【最終局面を迎えた電力線通信・実用化「再」論争の真実】(IT Pro)

第1回: http://itpro.nikkeibp.co.jp/free/NCC/NEWS/20050819/166550/
第2回: http://itpro.nikkeibp.co.jp/free/NCC/NEWS/20050822/166649/
第3回: http://itpro.nikkeibp.co.jp/free/NCC/NEWS/20050823/166688/
第4回: http://itpro.nikkeibp.co.jp/free/NCC/NEWS/20050824/166761/
第5回: http://itpro.nikkeibp.co.jp/free/NCC/NEWS/20050825/166841/
電力線通信(PLC)って、ゴリ押しするほどの長所が見えにくい技術だと思う。考えられるところでは、「コンセントを差せば即インターネット!なので、情報家電の設定が楽になる」とか、「FTTHADSLが使えないような場所でも高速回線の恩恵にあずかれる」くらいかな。

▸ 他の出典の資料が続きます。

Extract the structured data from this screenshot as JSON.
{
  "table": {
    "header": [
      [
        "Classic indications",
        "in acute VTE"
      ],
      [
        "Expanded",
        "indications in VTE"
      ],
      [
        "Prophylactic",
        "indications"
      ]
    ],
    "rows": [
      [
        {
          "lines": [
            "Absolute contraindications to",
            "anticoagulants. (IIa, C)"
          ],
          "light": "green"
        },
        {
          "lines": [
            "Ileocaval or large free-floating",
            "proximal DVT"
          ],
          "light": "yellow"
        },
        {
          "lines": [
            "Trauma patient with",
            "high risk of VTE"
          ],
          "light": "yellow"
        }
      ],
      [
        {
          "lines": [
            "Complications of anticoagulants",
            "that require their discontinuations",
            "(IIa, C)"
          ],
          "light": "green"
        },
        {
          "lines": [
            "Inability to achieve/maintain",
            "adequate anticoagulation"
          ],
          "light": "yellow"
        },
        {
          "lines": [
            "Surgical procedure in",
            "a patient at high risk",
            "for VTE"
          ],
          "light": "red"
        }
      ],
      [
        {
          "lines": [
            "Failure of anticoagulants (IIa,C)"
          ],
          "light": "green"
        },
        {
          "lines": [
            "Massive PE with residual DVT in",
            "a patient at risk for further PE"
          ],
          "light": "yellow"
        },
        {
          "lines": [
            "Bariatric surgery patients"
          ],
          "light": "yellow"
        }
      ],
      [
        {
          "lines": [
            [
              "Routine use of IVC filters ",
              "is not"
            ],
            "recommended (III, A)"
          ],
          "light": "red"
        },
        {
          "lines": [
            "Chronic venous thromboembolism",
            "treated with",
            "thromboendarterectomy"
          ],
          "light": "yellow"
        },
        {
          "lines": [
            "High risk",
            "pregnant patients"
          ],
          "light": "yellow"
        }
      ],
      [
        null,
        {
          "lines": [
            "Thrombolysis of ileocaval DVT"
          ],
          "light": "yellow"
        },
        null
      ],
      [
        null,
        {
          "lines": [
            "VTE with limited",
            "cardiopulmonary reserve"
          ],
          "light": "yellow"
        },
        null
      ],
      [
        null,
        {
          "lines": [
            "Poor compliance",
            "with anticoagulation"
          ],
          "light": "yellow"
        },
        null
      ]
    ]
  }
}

もっとも家電の設定が楽になる、というのもおそらくは程度問題で、家庭内ネットワークを作るのが楽になる訳ではないと思う。ノウハウの蓄積が無いところからスタートする以上、今より面倒になる、ということだって十分にありうる。また、電力線は、既存のインターネットプロバイダとは違う回線なので、当然プロバイダに契約を変えるとか、別のプロバイダと契約するとかの雑務が必要になる。そこまでして、どうしてもPLCを使いたいって言う人が、どれだけいるのだろう。FTTHで数十Mbps〜100Mbpsといった、使い切れないほどの帯域を使う人が増え続けている現状で。
それより、PLCにより出てくる電波で、アマチュア無線やら自衛隊の無線やら警察無線やら電波天文やら、各方面に悪影響を及ぼしかねない、という問題のほうが根が深そう。「PLCの電波のお陰で、アマチュア無線の歴史は幕を下ろしました」「PLCの電波のお陰で、警察無線の機能が低下したことから、犯人を採り逃しました」なんて事になっても寝覚めが悪いと思うんだけど。この際、IT Proの書き込み(第4回)にあるように「総務省と座長のせいでPLCがダメだった」と撤退すべきなんじゃないかなあ。
SI屋としては、PLCのような、実現までの技術的障壁がいっぱいなところに、ビジネスの種は沢山あると思うので、本来賛成すべきなのだと思うけど、こんなことを書いてしまった。いや、でも、「来ない」と思う技術を持ち上げるのも、顧客(候補)が損をすることを考えると、あまりいいことではないし・・・。